The beauty here is the sheer lack of friction. The pitfall is the sheer lack of cost control at high volumes. If your dog-explains-physics app goes viral, your on-demand bill will go viral right along with it, in the worst way possible.

Provisioned Throughput: The Marriage

Okay, maybe it’s a business partnership, not a marriage, but the level of commitment is similar. Provisioned Throughput is for when you know you’re going to be making a lot of calls, consistently. You commit to a certain number of Model Units—a slightly abstract metric Amazon invented that typically represents a throughput of tokens per minute—for a one-year term. In return, you get a massive discount, often 70-80% cheaper than On-Demand rates.

You’re buying a dedicated slice of the model’s capacity. This is what you use for production workloads where you have predictable, steady-state traffic. The catch? You pay for those Model Units every hour, whether you use them or not. It’s like leasing a dedicated server instead of using serverless functions. If your traffic has a massive spike, you can’t exceed your provisioned capacity without enabling auto-scaling (which costs more), and if your traffic dips, you’re still paying for the empty chair at the table.

Here’s the kicker: using it is almost identical to on-demand. You just specify your provisioned model ARN when you invoke it. The complexity is all in the setup and purchase within the AWS console.

# This code looks identical, but the 'modelId' points to your provisioned capacity
provisioned_response = client.invoke_model(
    modelId='arn:aws:bedrock:us-east-1:123456789012:provisioned-model/abc123def456', 
    body=body
)

# This call now draws from your pre-paid, committed pool of Model Units.
# The financial anxiety is lower, but the commitment anxiety is higher.

The Critical Choice: Modeling Your Usage

The biggest mistake I see is teams either over-provisioning (“We’ll definitely need 100 model units!”) and wasting money, or under-provisioning and throttling their own application. You need to model your expected usage.

Prototype with On-Demand: Use On-Demand to build your application and establish a baseline.

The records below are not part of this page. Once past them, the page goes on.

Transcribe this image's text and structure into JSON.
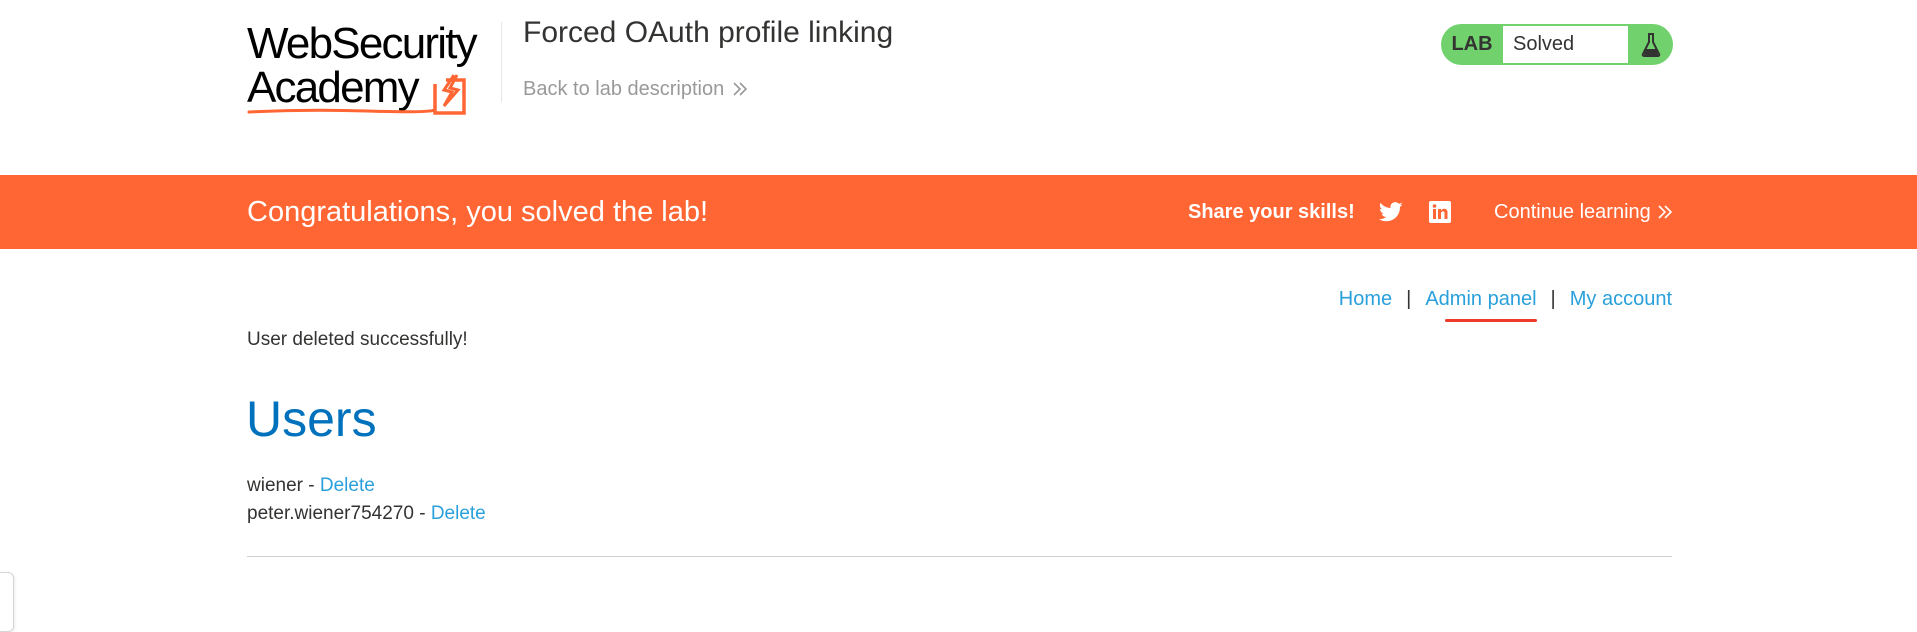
{
  "logo": {
    "line1": "WebSecurity",
    "line2": "Academy"
  },
  "header": {
    "lab_title": "Forced OAuth profile linking",
    "back_link": "Back to lab description"
  },
  "lab_status": {
    "label": "LAB",
    "value": "Solved",
    "icon": "flask-icon"
  },
  "banner": {
    "message": "Congratulations, you solved the lab!",
    "share_label": "Share your skills!",
    "continue_label": "Continue learning",
    "icons": [
      "twitter-icon",
      "linkedin-icon"
    ]
  },
  "nav": {
    "home": "Home",
    "admin": "Admin panel",
    "account": "My account",
    "separator": "|"
  },
  "main": {
    "message": "User deleted successfully!",
    "heading": "Users",
    "users": [
      {
        "name": "wiener",
        "separator": " - ",
        "action": "Delete"
      },
      {
        "name": "peter.wiener754270",
        "separator": " - ",
        "action": "Delete"
      }
    ]
  },
  "colors": {
    "brand_orange": "#ff6633",
    "status_green": "#70d16d",
    "link_blue": "#29a0dc",
    "heading_blue": "#0071bc",
    "active_underline": "#ee3a2b"
  }
}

Monitor your usage in CloudWatch.
Calculate Your TPM: Figure out your average and peak Tokens-Per-Minute requirement. This is the key metric.
Run the Numbers: Use the AWS Pricing Calculator. Plug in your On-Demand usage and compare it to the cost of a Provisioned Throughput commitment. The discount is huge, but only if you actually use what you pay for.
Consider a Blended Approach: For many real-world applications, the right choice is both. Use Provisioned Throughput for your baseline, predictable traffic, and have a fallback mechanism to On-Demand for handling unexpected traffic spikes. This requires more architectural thought but can be the most cost-effective and resilient setup.

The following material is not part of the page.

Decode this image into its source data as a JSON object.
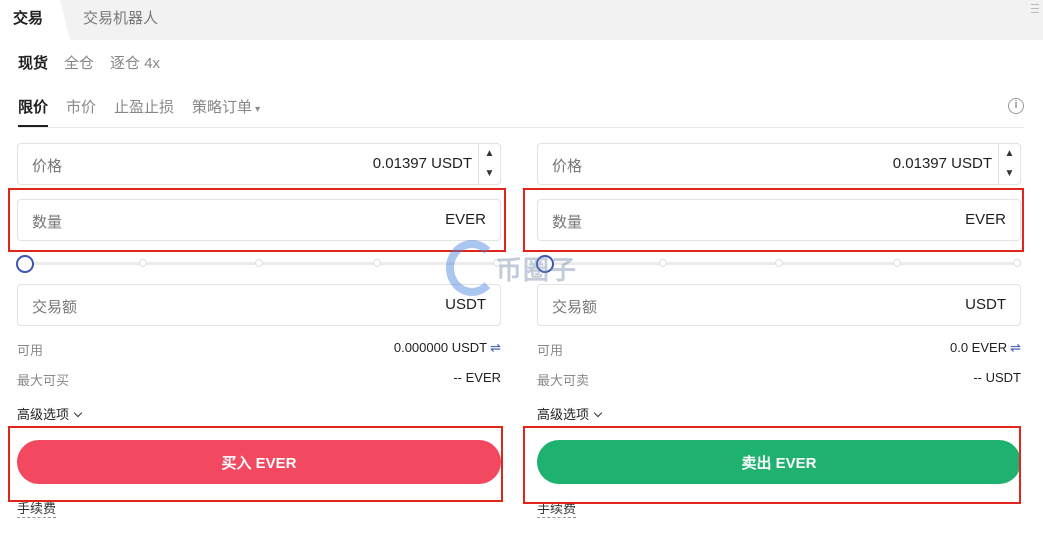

The designers got this mostly right. The pay-as-you-go model lowers the barrier to entry, which is fantastic. The commitment model makes serious production work economically feasible. The questionable choice? Burying the actual process of purchasing Provisioned Throughput in the AWS console where it feels like you’re configuring a VPC rather than buying a product. It’s clunky. But hey, it’s AWS. You weren’t expecting a beautifully designed UI, were you? You’re here for the power, not the polish. Now go use it wisely.